Verschwenderisch schreiben!
Ich hatte mal ein Büro im vierten Stock, von dem aus ich eine uralte Kastanie bestaunen konnte. Im Frühjahr trieb sie aus, an jedem Ast standen die dichten Kerzen mit ihren unzähligen kleinen rosa Blüten. Nur aus einem Bruchteil der Blüten wurden hellgrüne stachelige Knospen, so groß wie Murmeln, und von denen fegte der Wind auch noch den größten Teil von den Ästen. Im Herbst war oft nur noch eine einzige dicke Kastanienfrucht von einer ganzen Kerze übriggeblieben. Wenn sie sich vom Ast löste und gut umhüllt auf den Asphalt unten aufschlug, kullerte eine dunkel glänzende, wunderschöne Kastanie heraus. Wenn ich sie dann aufsammelte und auf meinen Schreibtisch legte, dachte ich oft: Was ist die Natur doch verschwenderisch, so viele Blüten zu bilden – und alles nur für die eine Frucht, die bis zum Ende durchhält?

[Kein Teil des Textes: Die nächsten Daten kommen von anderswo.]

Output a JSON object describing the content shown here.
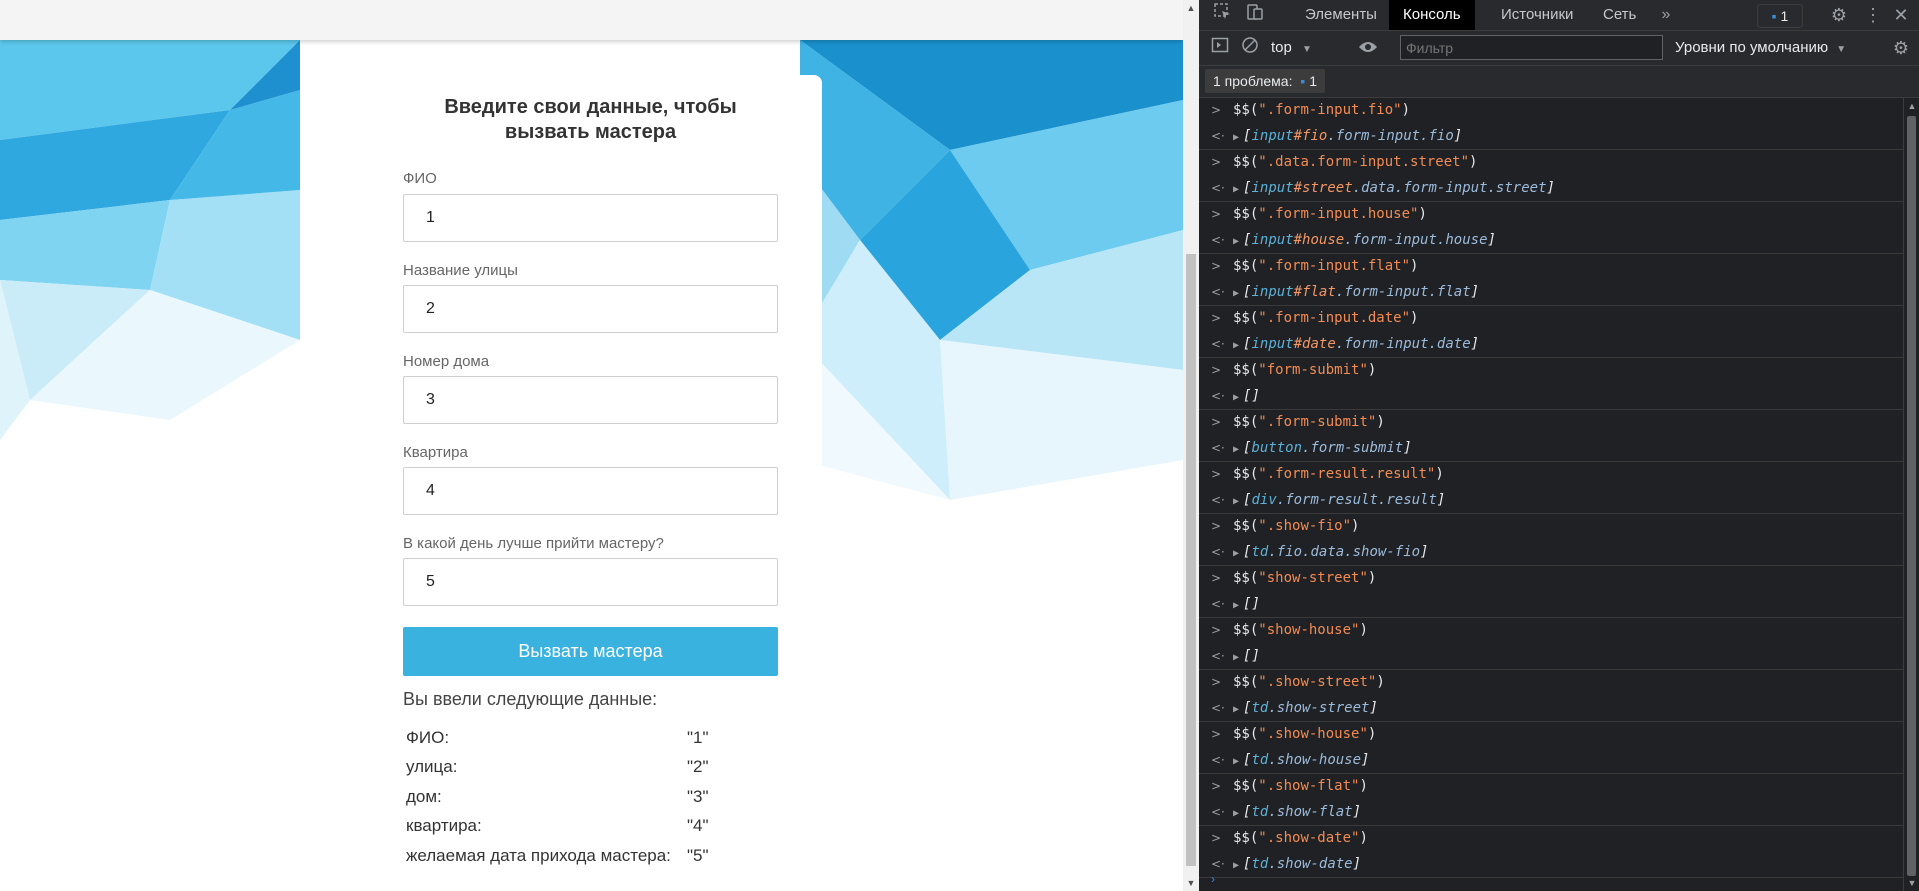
{
  "form": {
    "title_line1": "Введите свои данные, чтобы",
    "title_line2": "вызвать мастера",
    "fields": [
      {
        "label": "ФИО",
        "value": "1"
      },
      {
        "label": "Название улицы",
        "value": "2"
      },
      {
        "label": "Номер дома",
        "value": "3"
      },
      {
        "label": "Квартира",
        "value": "4"
      },
      {
        "label": "В какой день лучше прийти мастеру?",
        "value": "5"
      }
    ],
    "submit_label": "Вызвать мастера"
  },
  "result": {
    "heading": "Вы ввели следующие данные:",
    "rows": [
      {
        "key": "ФИО:",
        "value": "\"1\""
      },
      {
        "key": "улица:",
        "value": "\"2\""
      },
      {
        "key": "дом:",
        "value": "\"3\""
      },
      {
        "key": "квартира:",
        "value": "\"4\""
      },
      {
        "key": "желаемая дата прихода мастера:",
        "value": "\"5\""
      }
    ]
  },
  "devtools": {
    "tabs": [
      "Элементы",
      "Консоль",
      "Источники",
      "Сеть"
    ],
    "active_tab": "Консоль",
    "issues_count": "1",
    "context": "top",
    "filter_placeholder": "Фильтр",
    "levels": "Уровни по умолчанию",
    "problems_label": "1 проблема:",
    "problems_count": "1"
  },
  "console": [
    {
      "query": "\".form-input.fio\"",
      "tag": "input",
      "id": "#fio",
      "cls": ".form-input.fio"
    },
    {
      "query": "\".data.form-input.street\"",
      "tag": "input",
      "id": "#street",
      "cls": ".data.form-input.street"
    },
    {
      "query": "\".form-input.house\"",
      "tag": "input",
      "id": "#house",
      "cls": ".form-input.house"
    },
    {
      "query": "\".form-input.flat\"",
      "tag": "input",
      "id": "#flat",
      "cls": ".form-input.flat"
    },
    {
      "query": "\".form-input.date\"",
      "tag": "input",
      "id": "#date",
      "cls": ".form-input.date"
    },
    {
      "query": "\"form-submit\"",
      "tag": "",
      "id": "",
      "cls": ""
    },
    {
      "query": "\".form-submit\"",
      "tag": "button",
      "id": "",
      "cls": ".form-submit"
    },
    {
      "query": "\".form-result.result\"",
      "tag": "div",
      "id": "",
      "cls": ".form-result.result"
    },
    {
      "query": "\".show-fio\"",
      "tag": "td",
      "id": "",
      "cls": ".fio.data.show-fio"
    },
    {
      "query": "\"show-street\"",
      "tag": "",
      "id": "",
      "cls": ""
    },
    {
      "query": "\"show-house\"",
      "tag": "",
      "id": "",
      "cls": ""
    },
    {
      "query": "\".show-street\"",
      "tag": "td",
      "id": "",
      "cls": ".show-street"
    },
    {
      "query": "\".show-house\"",
      "tag": "td",
      "id": "",
      "cls": ".show-house"
    },
    {
      "query": "\".show-flat\"",
      "tag": "td",
      "id": "",
      "cls": ".show-flat"
    },
    {
      "query": "\".show-date\"",
      "tag": "td",
      "id": "",
      "cls": ".show-date"
    }
  ]
}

Warum du bei Schreiben viele Blüten brauchst …
Lässt sich beim Schreiben die eine Idee erkennen, die bis zum Ende durchhält? Lässt sich aus den vielen Ideen die eine herausfischen, die trägt, genug Tiefe hat, schön klingt? Die Verlockung ist groß, schon aus der Kerze an Ideen die eine Blüte herausgreifen zu wollen, die es wert ist, vollendet zu werden. Die Folge: Es schwirrt im Kopf: Taugt die Idee wirklich? Oder wäre nicht doch die andere Idee besser? Oder die dritte? Oder die vierte? Oder eine Kombination aus eins und fünf? Oder trägt keine der Ideen, sind nicht alle zu banal? Und so bleibt das Blatt leer.

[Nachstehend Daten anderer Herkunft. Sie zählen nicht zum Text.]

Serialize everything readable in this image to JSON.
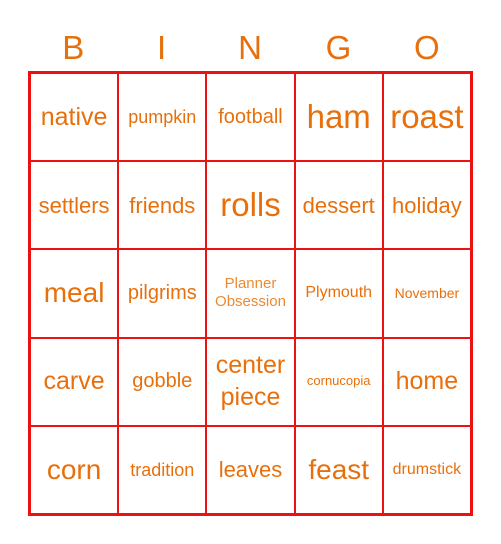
{
  "header": {
    "letters": [
      "B",
      "I",
      "N",
      "G",
      "O"
    ]
  },
  "colors": {
    "text": "#E8700C",
    "border": "#EE1111",
    "free_text": "#EC8A33"
  },
  "grid": {
    "rows": [
      [
        "native",
        "pumpkin",
        "football",
        "ham",
        "roast"
      ],
      [
        "settlers",
        "friends",
        "rolls",
        "dessert",
        "holiday"
      ],
      [
        "meal",
        "pilgrims",
        "Planner Obsession",
        "Plymouth",
        "November"
      ],
      [
        "carve",
        "gobble",
        "center piece",
        "cornucopia",
        "home"
      ],
      [
        "corn",
        "tradition",
        "leaves",
        "feast",
        "drumstick"
      ]
    ],
    "free_space": {
      "line1": "Planner",
      "line2": "Obsession"
    },
    "centerpiece": {
      "line1": "center",
      "line2": "piece"
    }
  }
}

Das Bild der verschwenderischen Natur hilft hier weiter: Sammle erstmal alle Ideen für Geschichten und lass sie Blüten sprießen. Schreib drauf los, lass dich überraschen, wohin eine Geschichte rennt, schreib gleich eine ganze Handvoll von kleinen Geschichten oder Romananfängen, genieß das Schreiben an sich und hab gar nicht den Anspruch, dass jede Geschichte genial sein muss.
… und dann ein paar grüne Knospen
Einige der Ideen gefallen dir vielleicht schon so gut, dass du sie weiterverfolgst, ausbaust, nochmal neu schreibst, detaillierter planst. Anders gesagt: Lass ein paar kleine grüne Knospen wachsen.

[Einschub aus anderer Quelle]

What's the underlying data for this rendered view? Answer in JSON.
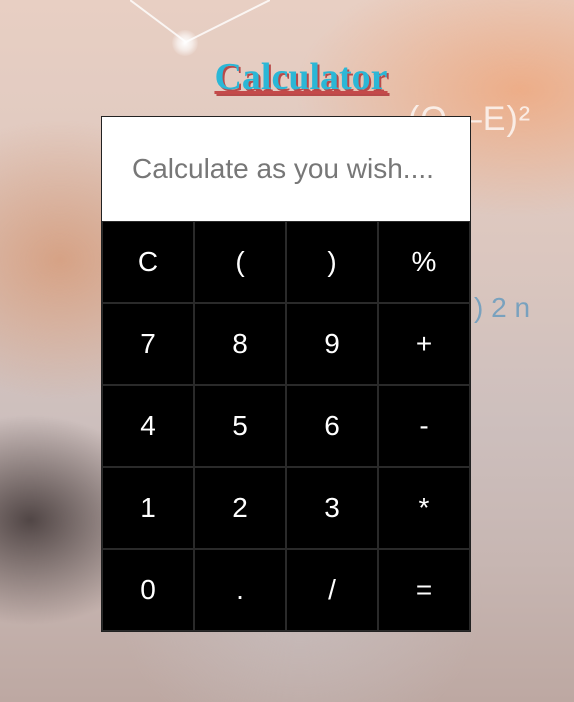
{
  "title": "Calculator",
  "display": {
    "value": "",
    "placeholder": "Calculate as you wish...."
  },
  "background": {
    "formula_top": "(O—E)²",
    "formula_side": ") 2 n"
  },
  "keys": [
    {
      "label": "C",
      "name": "clear-button"
    },
    {
      "label": "(",
      "name": "open-paren-button"
    },
    {
      "label": ")",
      "name": "close-paren-button"
    },
    {
      "label": "%",
      "name": "percent-button"
    },
    {
      "label": "7",
      "name": "digit-7-button"
    },
    {
      "label": "8",
      "name": "digit-8-button"
    },
    {
      "label": "9",
      "name": "digit-9-button"
    },
    {
      "label": "+",
      "name": "add-button"
    },
    {
      "label": "4",
      "name": "digit-4-button"
    },
    {
      "label": "5",
      "name": "digit-5-button"
    },
    {
      "label": "6",
      "name": "digit-6-button"
    },
    {
      "label": "-",
      "name": "subtract-button"
    },
    {
      "label": "1",
      "name": "digit-1-button"
    },
    {
      "label": "2",
      "name": "digit-2-button"
    },
    {
      "label": "3",
      "name": "digit-3-button"
    },
    {
      "label": "*",
      "name": "multiply-button"
    },
    {
      "label": "0",
      "name": "digit-0-button"
    },
    {
      "label": ".",
      "name": "decimal-button"
    },
    {
      "label": "/",
      "name": "divide-button"
    },
    {
      "label": "=",
      "name": "equals-button"
    }
  ],
  "colors": {
    "title": "#2bb7d6",
    "title_shadow": "#b84a4a",
    "keypad_bg": "#000000",
    "key_text": "#ffffff",
    "display_bg": "#ffffff"
  }
}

Und dann weißt du irgendwann, welches die eine Geschichte ist, die du wirklich fertig schreiben willst, und die wird dann wunderschön wie eine Kastanie im Herbst. Klingt ähnlich verschwenderisch wie bei der Natur. Aber woher willst du denn sonst bei all den Ideen zu Beginn wissen, welches die eine glänzende Kastanie werden kann?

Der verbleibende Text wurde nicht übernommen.